Trofik durum hesaplamalarında, Carlson trofik durumu belirli bir yer ve zamanda bir su kaynağındaki konsantrasyonunu logaritmik tabanlı hesaplamalarla 0 – 100 aralığında bir indekse dönüştürmüştür. Carlson trofik durum indeksinde (TSI), Secchi diski derinliği, toplam fosfor ve Chl-a TSI değerlerinin ortalamaları eğer 0’a ne kadar yakın ise göl oligotrofik düzeye daha yakın, 100’e ne kadar yakınsa gölün hiperötrofik yapıda olduğu kabul edilir. Carlson’un trofik durum indeksini (TSI) hesaplamak için TSI (Secchi diski derinliği); TSI(Chl-a); TSI(toplam fosfor) hesaplamaları yapılmıştır (Tablo 1). YSKY (2016)’ye göre Trofik Durum İndeksi’nde ise bunlara ek olarak çözünmüş oksijen parametresi kullanılmaktadır (Bulut ve Kubilay, 2018; Tepe vd., 2018).”

Detaylı analizler sonucunda ulaşılan sonuçlar ve öneriler de şu şekilde paylaşıldı:

“Sücüllü Baraj Gölü’ nün Carlson trofik durum indeksine göre, ortalama 58.9 TSI (Secchi diski derinliği), 57.64 TSI (toplam fosfor) değerleri açısından ötrofik ve 36.6 TSI (Chl-a) değerleri açısından oligotrofik özellik gösterdiği yine 51.04 ortalama TSI değerlerine göre ise ötrofik seviyede olduğu belirlenmiştir.

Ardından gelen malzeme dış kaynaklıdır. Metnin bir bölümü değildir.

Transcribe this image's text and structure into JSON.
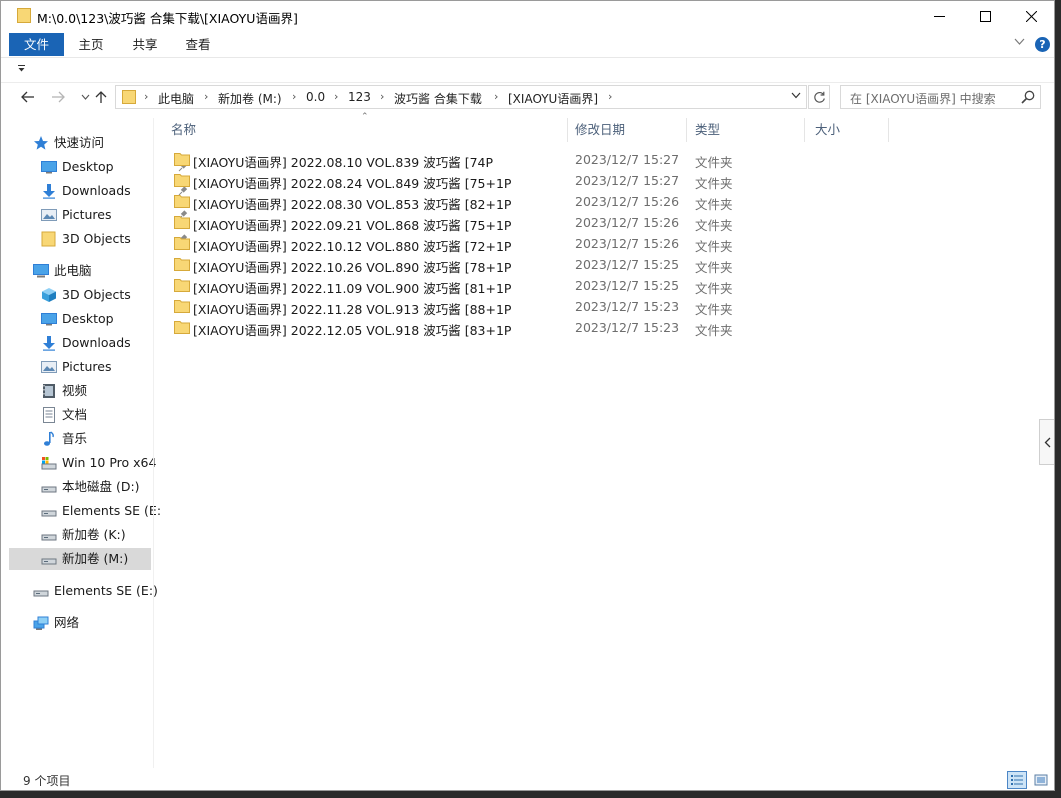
{
  "window": {
    "title": "M:\\0.0\\123\\波巧酱 合集下载\\[XIAOYU语画界]"
  },
  "ribbon": {
    "tabs": [
      "文件",
      "主页",
      "共享",
      "查看"
    ]
  },
  "address": {
    "crumbs": [
      "此电脑",
      "新加卷 (M:)",
      "0.0",
      "123",
      "波巧酱 合集下载",
      "[XIAOYU语画界]"
    ]
  },
  "search": {
    "placeholder": "在 [XIAOYU语画界] 中搜索"
  },
  "nav": {
    "quick_access": "快速访问",
    "quick_items": [
      "Desktop",
      "Downloads",
      "Pictures",
      "3D Objects"
    ],
    "this_pc": "此电脑",
    "pc_items": [
      "3D Objects",
      "Desktop",
      "Downloads",
      "Pictures",
      "视频",
      "文档",
      "音乐",
      "Win 10 Pro x64",
      "本地磁盘 (D:)",
      "Elements SE (E:",
      "新加卷 (K:)",
      "新加卷 (M:)"
    ],
    "external": "Elements SE (E:)",
    "network": "网络"
  },
  "columns": {
    "name": "名称",
    "date": "修改日期",
    "type": "类型",
    "size": "大小"
  },
  "files": [
    {
      "name": "[XIAOYU语画界] 2022.08.10 VOL.839 波巧酱 [74P",
      "date": "2023/12/7 15:27",
      "type": "文件夹"
    },
    {
      "name": "[XIAOYU语画界] 2022.08.24 VOL.849 波巧酱 [75+1P",
      "date": "2023/12/7 15:27",
      "type": "文件夹"
    },
    {
      "name": "[XIAOYU语画界] 2022.08.30 VOL.853 波巧酱 [82+1P",
      "date": "2023/12/7 15:26",
      "type": "文件夹"
    },
    {
      "name": "[XIAOYU语画界] 2022.09.21 VOL.868 波巧酱 [75+1P",
      "date": "2023/12/7 15:26",
      "type": "文件夹"
    },
    {
      "name": "[XIAOYU语画界] 2022.10.12 VOL.880 波巧酱 [72+1P",
      "date": "2023/12/7 15:26",
      "type": "文件夹"
    },
    {
      "name": "[XIAOYU语画界] 2022.10.26 VOL.890 波巧酱 [78+1P",
      "date": "2023/12/7 15:25",
      "type": "文件夹"
    },
    {
      "name": "[XIAOYU语画界] 2022.11.09 VOL.900 波巧酱 [81+1P",
      "date": "2023/12/7 15:25",
      "type": "文件夹"
    },
    {
      "name": "[XIAOYU语画界] 2022.11.28 VOL.913 波巧酱 [88+1P",
      "date": "2023/12/7 15:23",
      "type": "文件夹"
    },
    {
      "name": "[XIAOYU语画界] 2022.12.05 VOL.918 波巧酱 [83+1P",
      "date": "2023/12/7 15:23",
      "type": "文件夹"
    }
  ],
  "status": {
    "count": "9 个项目"
  },
  "colors": {
    "accent": "#1a64b5",
    "folder": "#f8d775",
    "selection": "#d9d9d9"
  }
}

YSKY (2016) trofik durum indeksine göre Chl-a ve çözünmüş oksijen değerleri açısından oligotrofik, toplam fosfor ve Secchi diski derinliği açısından ötrofik özellik gösterdiği belirlenmiştir. Göl, Gölet ve Baraj Göllerinde Trofik Sınıflandırma Sistemi Sınır Değerler (15/04/2015 tarihli ve 29327 sayılı RG)’ne göre ise toplam fosfor ve Secchi diski derinliği açısından ötrofik, Chl-a açısından ise oligotrofik özellik gösterdiği belirlenmiştir. Chl-a indeks değerlerinin diğer paramatrelerin indekslerine göre daha düşük değerde çıkması ve gölün Chl-a açısından oligotrofik seviyede olmasının; Sücüllü Baraj Gölü suyunun soğuk olması, gölün rakımının yüksek olması ve göl suyu yenilenme süresinin kısa olmasına bağlanmaktadır. Gölün trofik durumunun ekolojik açıdan tehlikeli boyutlarda olduğu; bu nedenle de Sücüllü Baraj Gölü’nün besin elementi yüklenmesi ile ilgili sonuçların baraj gölü su kalitesinin geleceği ile ilgili çok büyük bir önem taşıdığı görülmektedir.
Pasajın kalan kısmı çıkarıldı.